The gender stereotyping at the core of the same-sex marriage prohibitions clarifies that those laws affect men and women in basically the same way as … a wide range of laws and policies that have been viewed consistently as discrimination based on sex…. The same-sex marriage prohibitions seek to preserve an outmoded, sex-role-based vision of the marriage institution….

Historically, marriage was a profoundly unequal institution, one that imposed distinctly different rights and obligations on men and women…. Notably, although sex was strongly presumed to be an essential part of marriage, the ability to procreate was generally not….

In short, a combination of constitutional sex-discrimination adjudication, legislative changes, and social and cultural transformation has, in a sense, already rendered contemporary marriage “genderless,” to use the phrase favored by the defendants. For, as a result of these transformative social, legislative, and doctrinal developments, “[g]ender no longer forms an essential part of marriage; marriage under law is a union of equals.” As a result, in the states that currently ban same-sex marriage, the legal norms that currently govern the institution of marriage are “genderless” in every respect except the requirement that would-be spouses be of different genders….

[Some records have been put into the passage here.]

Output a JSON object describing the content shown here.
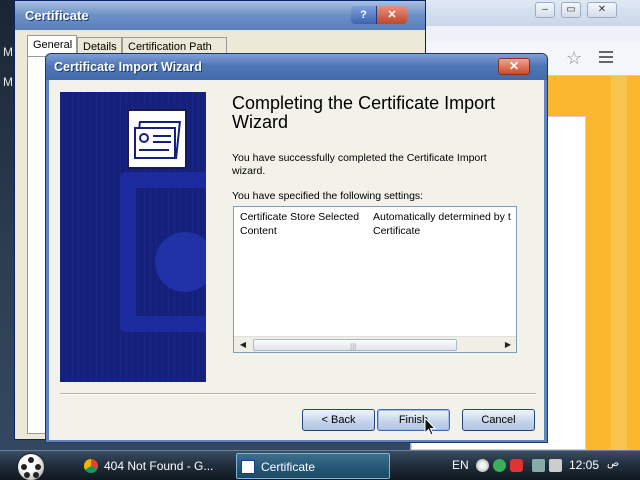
{
  "desktop": {
    "left_letters": [
      "M",
      "M"
    ]
  },
  "browser": {
    "controls": [
      "–",
      "▭",
      "✕"
    ],
    "star_icon": "star-icon",
    "menu_icon": "hamburger-menu-icon"
  },
  "certificate_window": {
    "title": "Certificate",
    "help_label": "?",
    "close_label": "✕",
    "tabs": [
      "General",
      "Details",
      "Certification Path"
    ]
  },
  "wizard": {
    "title": "Certificate Import Wizard",
    "close_label": "✕",
    "heading": "Completing the Certificate Import Wizard",
    "success_text": "You have successfully completed the Certificate Import wizard.",
    "settings_intro": "You have specified the following settings:",
    "settings": [
      {
        "name": "Certificate Store Selected",
        "value": "Automatically determined by t"
      },
      {
        "name": "Content",
        "value": "Certificate"
      }
    ],
    "scroll_left": "◀",
    "scroll_right": "▶",
    "back_label": "< Back",
    "finish_label": "Finish",
    "cancel_label": "Cancel"
  },
  "taskbar": {
    "tasks": [
      {
        "label": "404 Not Found - G...",
        "icon": "chrome-icon",
        "active": false
      },
      {
        "label": "Certificate",
        "icon": "certificate-icon",
        "active": true
      }
    ],
    "language": "EN",
    "clock": "12:05",
    "am_pm": "ص"
  },
  "colors": {
    "wizard_sidebar": "#15207a",
    "browser_page": "#fbb72d",
    "title_close": "#cb4b2c"
  }
}
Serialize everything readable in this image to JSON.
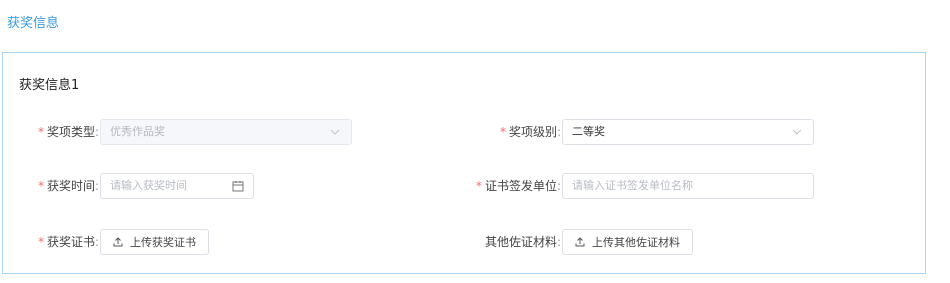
{
  "colors": {
    "accent": "#3a9be0",
    "required": "#f56c6c",
    "border": "#a9d4f2"
  },
  "section": {
    "title": "获奖信息"
  },
  "card": {
    "title": "获奖信息1",
    "fields": {
      "award_type": {
        "label": "奖项类型",
        "value": "优秀作品奖",
        "required": true,
        "disabled": true
      },
      "award_level": {
        "label": "奖项级别",
        "value": "二等奖",
        "required": true
      },
      "award_time": {
        "label": "获奖时间",
        "placeholder": "请输入获奖时间",
        "required": true
      },
      "issuer": {
        "label": "证书签发单位",
        "placeholder": "请输入证书签发单位名称",
        "required": true
      },
      "certificate": {
        "label": "获奖证书",
        "button": "上传获奖证书",
        "required": true
      },
      "other_materials": {
        "label": "其他佐证材料",
        "button": "上传其他佐证材料",
        "required": false
      }
    },
    "colon": ":",
    "required_mark": "*"
  },
  "icons": {
    "select": "chevron-down-icon",
    "date": "calendar-icon",
    "upload": "upload-icon"
  }
}
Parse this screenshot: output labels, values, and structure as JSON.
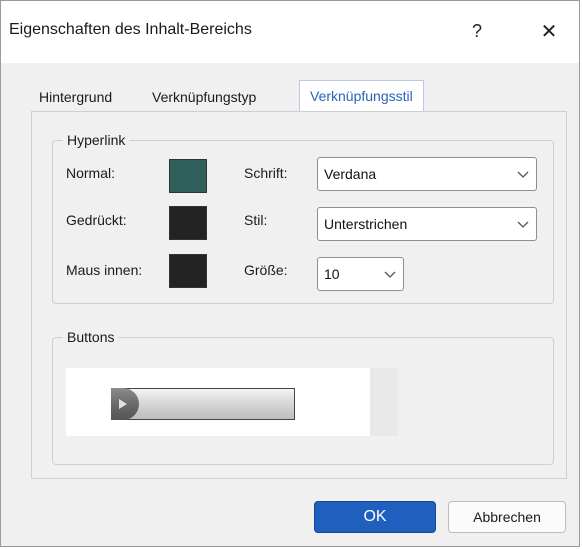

It bears noting that the social exclusion and state discrimination against lesbian, gay, bisexual, and transgender people reflects, in large part, disapproval of their nonconformity with gender-based expectations….

The same-sex marriage prohibitions, in other words, impose harms on sexual orientation and gender identity minorities precisely because they impose and enforce gender-normative behavior.

He adds that it “causes concrete harm to women and to men throughout our society” to ban same-sex couples from marriage based on the mistaken understanding that because of their gender, men and women each play different roles in the lives of their children. He therefore concludes the ruling: “In my view, the same-sex marriage bans belie that understanding, and, for that reason as well, cannot stand.”

And with that, another 11,260 children being raised by same-sex couples now live in states where their parents can marry — including in Vegas by an Elvis impersonator, if that’s their thing.